Der Aufenthaltsort des Empfängers ist nicht schon deshalb unbekannt, weil die Verwaltungsbehörde seine Anschrift im Zeitpunkt der beabsichtigten Bekanntgabe nicht kennt oder Briefe als unzustellbar zurückkommen. Die Anschrift muss vielmehr allgemein unbekannt sein. Die Verwaltungsbehörde muss daher vor der öffentlichen Zustellung die nach Sachlage gebotenen und zumutbaren Ermittlungen nach dem Aufenthaltsort des Empfängers anstellen. Dazu gehören Nachforschungen bei der zuletzt zuständigen Meldebehörde, u. U. aber auch die Befragung von Angehörigen oder des bisherigen Vermieters, Arbeitsamtes oder Arbeitgebers. Mutmaßlichen Aufenthaltsorten des Empfängers muss durch Rückfragen bei der zuständigen Meldebehörde bzw. anderen in Betracht kommenden Institutionen oder Personen nachgegangen werden.
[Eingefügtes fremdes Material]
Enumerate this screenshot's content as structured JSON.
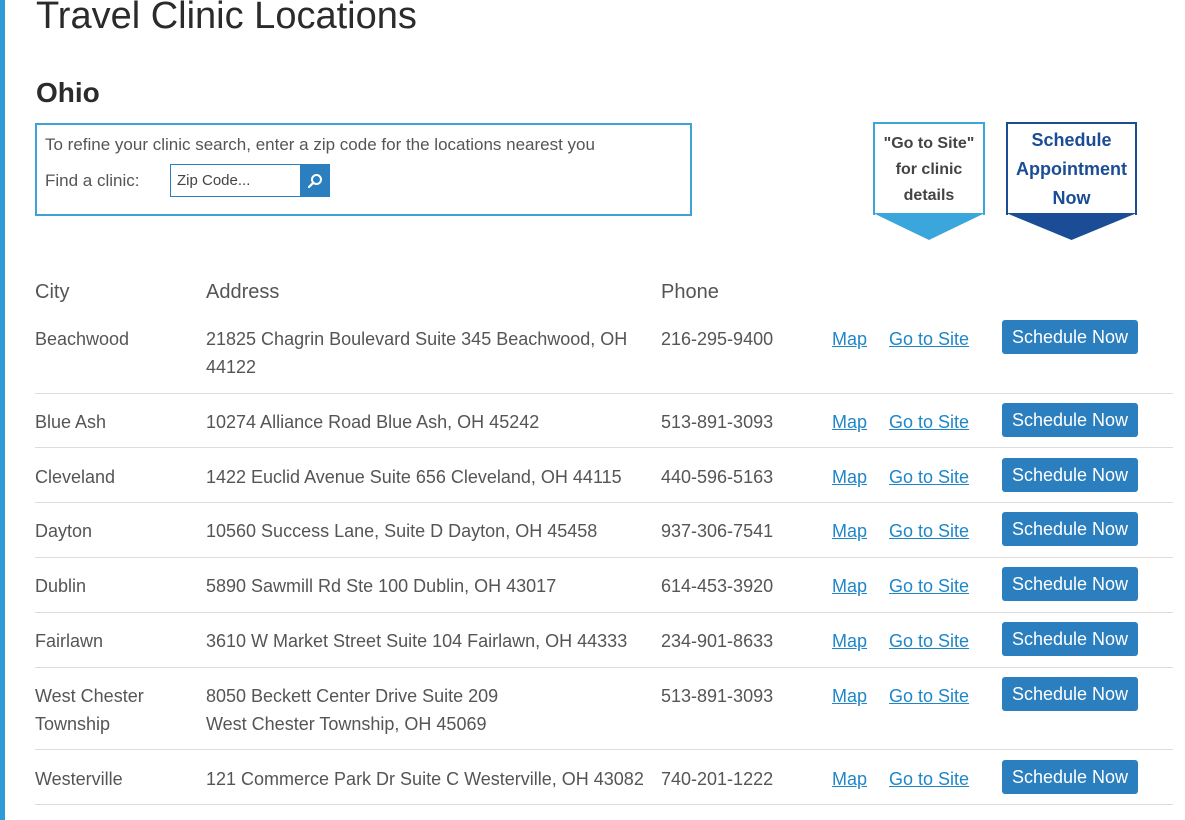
{
  "page": {
    "title": "Travel Clinic Locations",
    "state": "Ohio"
  },
  "search": {
    "hint": "To refine your clinic search, enter a zip code for the locations nearest you",
    "label": "Find a clinic:",
    "placeholder": "Zip Code...",
    "icon": "search-icon"
  },
  "badges": {
    "goto_lines": [
      "\"Go to Site\"",
      "for clinic",
      "details"
    ],
    "schedule_lines": [
      "Schedule",
      "Appointment",
      "Now"
    ],
    "goto_color": "#3aa6dc",
    "schedule_color": "#1a4d96"
  },
  "table": {
    "headers": {
      "city": "City",
      "address": "Address",
      "phone": "Phone"
    },
    "map_label": "Map",
    "site_label": "Go to Site",
    "schedule_label": "Schedule Now",
    "rows": [
      {
        "city": "Beachwood",
        "address_l1": "21825 Chagrin Boulevard Suite 345 Beachwood, OH",
        "address_l2": "44122",
        "phone": "216-295-9400"
      },
      {
        "city": "Blue Ash",
        "address_l1": "10274 Alliance Road Blue Ash, OH 45242",
        "address_l2": "",
        "phone": "513-891-3093"
      },
      {
        "city": "Cleveland",
        "address_l1": "1422 Euclid Avenue Suite 656 Cleveland, OH 44115",
        "address_l2": "",
        "phone": "440-596-5163"
      },
      {
        "city": "Dayton",
        "address_l1": "10560 Success Lane, Suite D Dayton, OH 45458",
        "address_l2": "",
        "phone": "937-306-7541"
      },
      {
        "city": "Dublin",
        "address_l1": "5890 Sawmill Rd Ste 100 Dublin, OH 43017",
        "address_l2": "",
        "phone": "614-453-3920"
      },
      {
        "city": "Fairlawn",
        "address_l1": "3610 W Market Street Suite 104 Fairlawn, OH 44333",
        "address_l2": "",
        "phone": "234-901-8633"
      },
      {
        "city": "West Chester Township",
        "address_l1": "8050 Beckett Center Drive Suite 209",
        "address_l2": "West Chester Township, OH 45069",
        "phone": "513-891-3093"
      },
      {
        "city": "Westerville",
        "address_l1": "121 Commerce Park Dr Suite C Westerville, OH 43082",
        "address_l2": "",
        "phone": "740-201-1222"
      }
    ]
  },
  "colors": {
    "accent": "#2d9bd8",
    "button": "#2c7fbf",
    "link": "#1f86c8"
  }
}
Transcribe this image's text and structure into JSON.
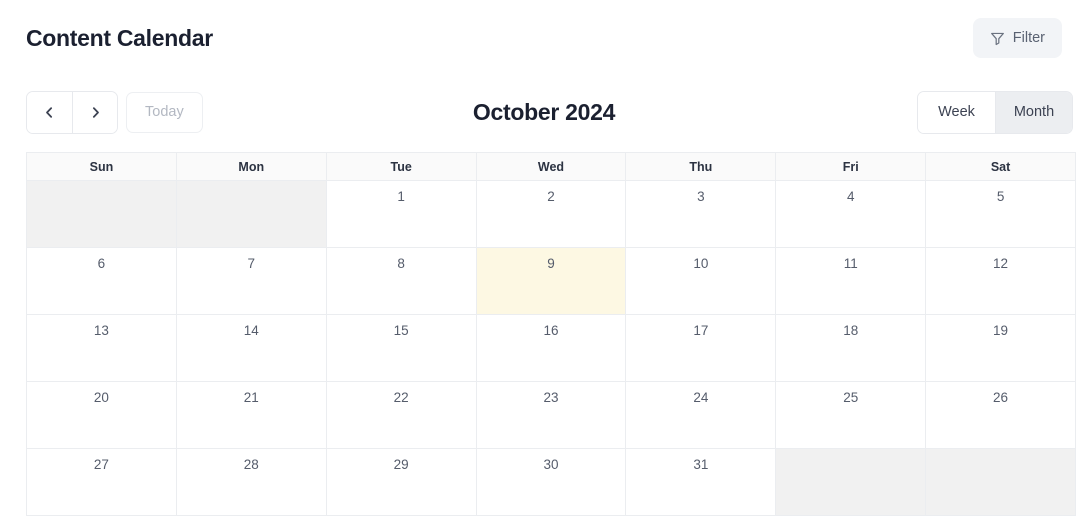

Aufgrund der Hinweise des Amtsgerichts bei dem Versuch, den Antrag auf Unterhaltsfestsetzung zuzustellen, war es der Antragstellerin möglich, die zutreffende Anschrift bei dem Arbeitsamt in Erfahrung zu bringen und zuzustellen. Gleiches wäre auch im Verwaltungsverfahren bei der Zustellung der Rechtswahranzeige möglich gewesen und hätte zum nämlichen Erfolg geführt. Nur weil ein Bürger sich nicht ordnungsgemäß abmeldet, dürfen ihn die Rechtsnachteile einer öffentlichen Zustellung nicht treffen.

Demnach fallen die Kosten des Verfahrens der Antragstellerin zur Last, weil sie den Antrag in der Sache zurückgenommen hat, ohne dass der Antragsgegner Veranlassung zur Klageerhebung gegeben hätte. Geht man von einer übereinstimmenden Erledigungserklärung aus, ergibt sich die nämliche Rechtsfolge aus der Anwendung des § 91a ZPO.

Die Entscheidung über die Kosten folgt aus § 91 ZPO, die Wertfestsetzung aus § 3 ZPO.